The Australian Bureau of Statistics (ABS) labour force data, due on Thursday, is expected to show an unemployment rate of 5.25 per cent, according to an AAP survey of 16 economists.
Half of those surveyed believed the rate would remain steady at 5.2 percent, while the other half expected a rise to 5.3 per cent.
NAB chief economist Robert Henderson said employers appeared reluctant to employ staff, as indicated by the figures that showed little growth.
"The labor market hasn't fallen off a cliff but it has definitely softened," he said.
"We're getting close to the point where the job growth is not enough to stop unemployment rising a bit."
The median market forecast is for total employment to rise by 10,000 in the month - the same figure as October.
The participation rate is also expected to remain unchanged, with a median figure of 65.6 per cent.
"It's not that there is widespread job shedding it's just that I think employers have been more careful about their hiring and maybe delaying some hiring," Mr Jolly said.
The mining industry is expected to be a continuing source of job growth, while the manufacturing and construction sectors remain weak.
Macquarie senior economist Brian Redican said he expected a fall in employment numbers.
"In the last few months, we have seen more and more firms announce staff reductions and that seems to be intensifying," he said.
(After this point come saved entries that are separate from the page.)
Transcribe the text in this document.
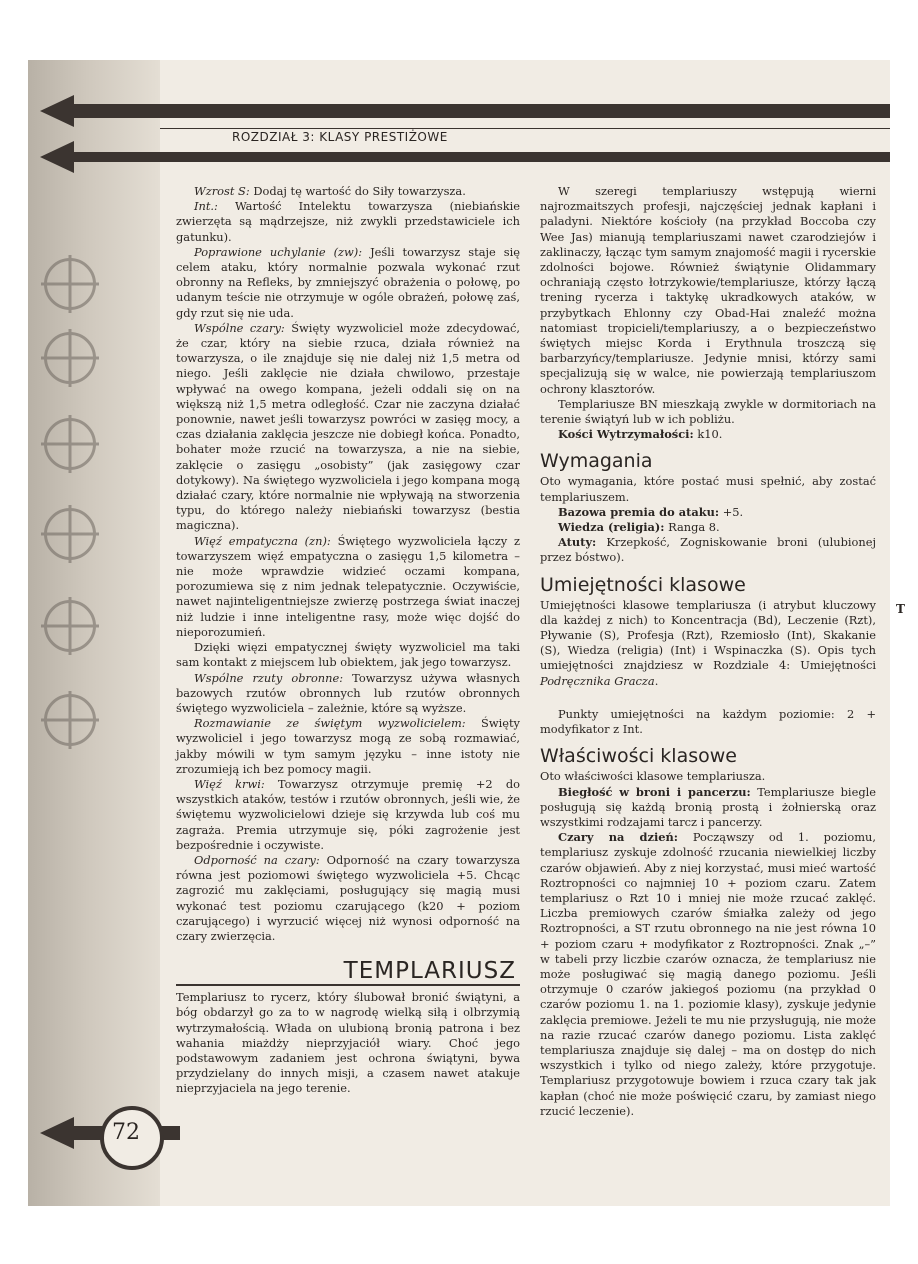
ROZDZIAŁ 3: KLASY PRESTIŻOWE
72

Wzrost S: Dodaj tę wartość do Siły towarzysza.

Int.: Wartość Intelektu towarzysza (niebiańskie zwierzęta są mądrzejsze, niż zwykli przedstawiciele ich gatunku).

Poprawione uchylanie (zw): Jeśli towarzysz staje się celem ataku, który normalnie pozwala wykonać rzut obronny na Refleks, by zmniejszyć obrażenia o połowę, po udanym teście nie otrzymuje w ogóle obrażeń, połowę zaś, gdy rzut się nie uda.

Wspólne czary: Święty wyzwoliciel może zdecydować, że czar, który na siebie rzuca, działa również na towarzysza, o ile znajduje się nie dalej niż 1,5 metra od niego. Jeśli zaklęcie nie działa chwilowo, przestaje wpływać na owego kompana, jeżeli oddali się on na większą niż 1,5 metra odległość. Czar nie zaczyna działać ponownie, nawet jeśli towarzysz powróci w zasięg mocy, a czas działania zaklęcia jeszcze nie dobiegł końca. Ponadto, bohater może rzucić na towarzysza, a nie na siebie, zaklęcie o zasięgu „osobisty” (jak zasięgowy czar dotykowy). Na świętego wyzwoliciela i jego kompana mogą działać czary, które normalnie nie wpływają na stworzenia typu, do którego należy niebiański towarzysz (bestia magiczna).

Więź empatyczna (zn): Świętego wyzwoliciela łączy z towarzyszem więź empatyczna o zasięgu 1,5 kilometra – nie może wprawdzie widzieć oczami kompana, porozumiewa się z nim jednak telepatycznie. Oczywiście, nawet najinteligentniejsze zwierzę postrzega świat inaczej niż ludzie i inne inteligentne rasy, może więc dojść do nieporozumień.

Dzięki więzi empatycznej święty wyzwoliciel ma taki sam kontakt z miejscem lub obiektem, jak jego towarzysz.

Wspólne rzuty obronne: Towarzysz używa własnych bazowych rzutów obronnych lub rzutów obronnych świętego wyzwoliciela – zależnie, które są wyższe.

Rozmawianie ze świętym wyzwolicielem: Święty wyzwoliciel i jego towarzysz mogą ze sobą rozmawiać, jakby mówili w tym samym języku – inne istoty nie zrozumieją ich bez pomocy magii.

Więź krwi: Towarzysz otrzymuje premię +2 do wszystkich ataków, testów i rzutów obronnych, jeśli wie, że świętemu wyzwolicielowi dzieje się krzywda lub coś mu zagraża. Premia utrzymuje się, póki zagrożenie jest bezpośrednie i oczywiste.

Odporność na czary: Odporność na czary towarzysza równa jest poziomowi świętego wyzwoliciela +5. Chcąc zagrozić mu zaklęciami, posługujący się magią musi wykonać test poziomu czarującego (k20 + poziom czarującego) i wyrzucić więcej niż wynosi odporność na czary zwierzęcia.

TEMPLARIUSZ

Templariusz to rycerz, który ślubował bronić świątyni, a bóg obdarzył go za to w nagrodę wielką siłą i olbrzymią wytrzymałością. Włada on ulubioną bronią patrona i bez wahania miażdży nieprzyjaciół wiary. Choć jego podstawowym zadaniem jest ochrona świątyni, bywa przydzielany do innych misji, a czasem nawet atakuje nieprzyjaciela na jego terenie.

W szeregi templariuszy wstępują wierni najrozmaitszych profesji, najczęściej jednak kapłani i paladyni. Niektóre kościoły (na przykład Boccoba czy Wee Jas) mianują templariuszami nawet czarodziejów i zaklinaczy, łącząc tym samym znajomość magii i rycerskie zdolności bojowe. Również świątynie Olidammary ochraniają często łotrzykowie/templariusze, którzy łączą trening rycerza i taktykę ukradkowych ataków, w przybytkach Ehlonny czy Obad-Hai znaleźć można natomiast tropicieli/templariuszy, a o bezpieczeństwo świętych miejsc Korda i Erythnula troszczą się barbarzyńcy/templariusze. Jedynie mnisi, którzy sami specjalizują się w walce, nie powierzają templariuszom ochrony klasztorów.

Templariusze BN mieszkają zwykle w dormitoriach na terenie świątyń lub w ich pobliżu.

Kości Wytrzymałości: k10.

Wymagania

Oto wymagania, które postać musi spełnić, aby zostać templariuszem.

Bazowa premia do ataku: +5.

Wiedza (religia): Ranga 8.

Atuty: Krzepkość, Zogniskowanie broni (ulubionej przez bóstwo).

Umiejętności klasowe

Umiejętności klasowe templariusza (i atrybut kluczowy dla każdej z nich) to Koncentracja (Bd), Leczenie (Rzt), Pływanie (S), Profesja (Rzt), Rzemiosło (Int), Skakanie (S), Wiedza (religia) (Int) i Wspinaczka (S). Opis tych umiejętności znajdziesz w Rozdziale 4: Umiejętności Podręcznika Gracza.

Punkty umiejętności na każdym poziomie: 2 + modyfikator z Int.

Właściwości klasowe

Oto właściwości klasowe templariusza.

Biegłość w broni i pancerzu: Templariusze biegle posługują się każdą bronią prostą i żołnierską oraz wszystkimi rodzajami tarcz i pancerzy.

Czary na dzień: Począwszy od 1. poziomu, templariusz zyskuje zdolność rzucania niewielkiej liczby czarów objawień. Aby z niej korzystać, musi mieć wartość Roztropności co najmniej 10 + poziom czaru. Zatem templariusz o Rzt 10 i mniej nie może rzucać zaklęć. Liczba premiowych czarów śmiałka zależy od jego Roztropności, a ST rzutu obronnego na nie jest równa 10 + poziom czaru + modyfikator z Roztropności. Znak „–” w tabeli przy liczbie czarów oznacza, że templariusz nie może posługiwać się magią danego poziomu. Jeśli otrzymuje 0 czarów jakiegoś poziomu (na przykład 0 czarów poziomu 1. na 1. poziomie klasy), zyskuje jedynie zaklęcia premiowe. Jeżeli te mu nie przysługują, nie może na razie rzucać czarów danego poziomu. Lista zaklęć templariusza znajduje się dalej – ma on dostęp do nich wszystkich i tylko od niego zależy, które przygotuje. Templariusz przygotowuje bowiem i rzuca czary tak jak kapłan (choć nie może poświęcić czaru, by zamiast niego rzucić leczenie).

T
"There are obvious areas such as manufacturing and tourism which are seeing a lot of job loss stresses at the moment, but increasingly it's spreading into other areas including finance, professional services, even to government employment as well."
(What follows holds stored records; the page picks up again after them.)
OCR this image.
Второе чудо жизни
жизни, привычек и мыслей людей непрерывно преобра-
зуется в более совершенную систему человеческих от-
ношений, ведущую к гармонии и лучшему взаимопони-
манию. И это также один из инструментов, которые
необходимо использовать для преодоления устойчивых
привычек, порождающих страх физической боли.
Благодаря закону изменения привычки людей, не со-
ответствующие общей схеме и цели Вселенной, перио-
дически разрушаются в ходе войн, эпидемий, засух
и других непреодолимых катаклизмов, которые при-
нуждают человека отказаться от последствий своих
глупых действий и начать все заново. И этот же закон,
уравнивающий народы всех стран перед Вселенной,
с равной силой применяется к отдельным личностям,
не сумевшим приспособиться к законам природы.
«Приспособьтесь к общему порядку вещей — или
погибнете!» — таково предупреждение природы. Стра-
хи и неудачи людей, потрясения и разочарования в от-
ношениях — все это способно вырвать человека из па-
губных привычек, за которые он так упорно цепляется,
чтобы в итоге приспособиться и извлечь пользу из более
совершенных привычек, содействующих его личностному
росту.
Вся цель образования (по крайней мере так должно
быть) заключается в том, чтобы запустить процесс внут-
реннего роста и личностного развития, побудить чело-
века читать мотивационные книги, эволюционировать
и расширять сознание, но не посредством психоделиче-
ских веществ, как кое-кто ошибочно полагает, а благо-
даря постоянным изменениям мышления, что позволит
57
Job shedding could spread to the retail sector, following sales declines at department stores, he said.
Mr Redican said that if the trend continued to move downwards, it could influence the Reserve Bank of Australia's thinking on possible fate cuts.
"I think the RBA is prepared to see the unemployment rate rise 5.5 per cent over the next six months," he said.
If unemployment rose to 5.5 per cent in three months, then the RBA might consider rate cuts, Mr Redican said.
Westpac senior economist Justin Smirk said he would be watching for falls in male full time employment, which would indicate that the mining sector was employing less workers than expected.
"Male full time employment has been weak all this year, and this coincides with a weakness in construction and manufacturing," he said.
"It suggests that the benefits of the mining boom are perhaps not spreading as widely as people think they are."